Erste Mikrocontroller mit integriertem CAN-XL-Controller sind als Muster von mehreren Chipherstellern – zum Beispiel von Infineon, NXP und ST Microelectronics – erhältlich. CAN-SIC-XL-Transceiver sind von Bosch, NXP und Texas Instruments als Engineering-Samples verfügbar; Infineon hat einen entsprechenden Systembasis-Chip (SBC, System Base Chip) mit eingebettetem CAN-SIC-XL-Transceiver in Entwicklung.

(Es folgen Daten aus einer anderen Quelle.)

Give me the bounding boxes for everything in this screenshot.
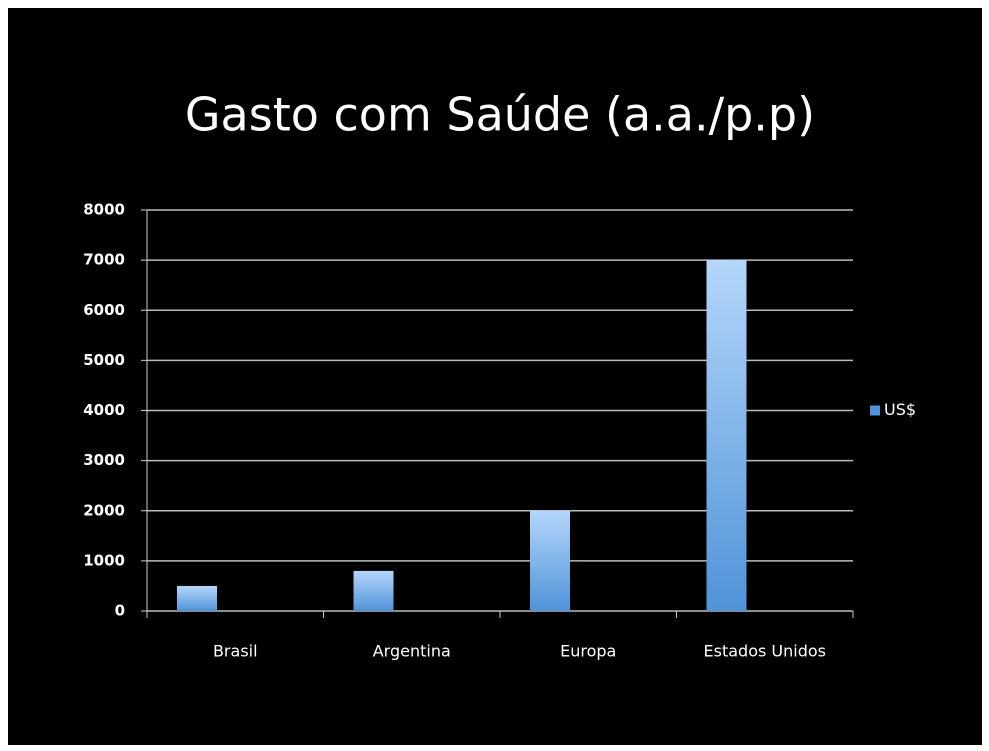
bar [530, 510, 570, 611]
y-tick-label: 1000 [83, 551, 125, 569]
legend-swatch [870, 405, 880, 416]
y-tick-label: 4000 [83, 401, 125, 419]
y-tick-label: 8000 [83, 201, 125, 219]
legend-label: US$ [884, 400, 916, 419]
bar [353, 570, 394, 611]
bar [706, 260, 747, 611]
y-tick-label: 2000 [83, 501, 125, 519]
bar [177, 585, 217, 611]
x-tick-label: Brasil [213, 642, 258, 661]
y-tick-label: 3000 [83, 451, 125, 469]
y-tick-label: 0 [115, 602, 125, 620]
y-tick-label: 6000 [83, 301, 125, 319]
chart-title: Gasto com Saúde (a.a./p.p) [185, 88, 815, 142]
y-tick-label: 5000 [83, 351, 125, 369]
x-tick-label: Europa [560, 642, 616, 661]
y-tick-label: 7000 [83, 251, 125, 269]
background [8, 8, 982, 745]
x-tick-label: Estados Unidos [704, 642, 826, 661]
x-tick-label: Argentina [373, 642, 451, 661]
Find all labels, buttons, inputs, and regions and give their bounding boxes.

CAN-XL-IP-Cores gibt es nicht nur von Bosch und Fraunhofer/Cast, sondern auch von Arasan, einem US-Anbieter, sowie von Digital Chip Design (DCD) aus Polen. Darüber hinaus haben Kvaser, Peak und Vector eigene CAN-XL-IP-Cores für firmeninterne Zwecke entwickelt.
In sogenannten Plugfest testen CiA-Mitglieder ihre CAN-XL-Protokoll-Implementierungen und ihre CAN-SIC-XL-Transceiver auf Interoperabilität. Das letzte Plugfest fand einen Tag nach der 18. iCC in Baden-Baden statt. Dabei wurden neue IP-Cores getestet. Auch die Fragmentierung von CAN-XL-Frames war Bestandteil der Tests. Es wurden unterschiedliche Netzwerktopologien verwendet. Neben einer Bustopologie mit kurzen Stichleitungen wurden auch Sterntopologien getestet.
Klassische CAN-Netzwerke, die das CAN-CC-Protokoll nutzen, werden auch in Zukunft in einfachen Anwendungen im Auto zum Einsatz kommen. Sie ersetzen zunehmend auch herstellerspezifische Kommunikationslösungen einschließlich Punkt-zu-Punkt-Verbindungen. Außerdem sind sie eine Alternative für standardisierte Netzwerktechnologien mit einer geringen Busbandbreite.
Reicht die Übertragungsgeschwindigkeit von CAN-CC-Netzwerken nicht aus oder benötigt man mehr als 8-Byte-Nutzdaten pro Frame (zum Beispiel für Zusatzprotokolle, um funktionale Sicherheit oder Cybersecurity zu realisieren), ist eine Migration zum CAN-FD-Protokoll eine Option. Für einfache Anwendungen, bei denen eine Commander-Responder-Kommunikation ausreicht, gibt es die CAN-FD-light-Lösung, die im Anhang von ISO 11898-1:2024 genormt ist. Sie wurde für LED-Rücklichter entwickelt, kann aber auch für andere Sensor-/Aktuator-Anwendungen genutzt werden, beispielsweise in Klimaanlagen.
Ist eine einfache Integration in ein Ethernet-basierendes Rückgrat-Netzwerk (Backbone Network) gefordert, bietet sich das CAN-XL-Protokoll an. In CAN-XL-Frames kann man beispielsweise TCP/IP-Segmente verpacken und versenden. Man wählt sozusagen für die unteren beiden Schichten des OSI-Modells eine sehr zuverlässige und sehr robuste Lösung, die zudem auch noch sehr kostengünstig ist, da der CAN-SIC-XL-Transceiver relativ einfach zu implementieren ist. CAN-XL-Netzwerke können aber auch als Backbone-Netzwerk eingesetzt werden. Dies ist insbesondere für Fahrzeuge im unteren Preisbereich interessant.
Holger Zeltwanger
ist CiA Managing Director – und das bereits seit mehr als 30 Jahren.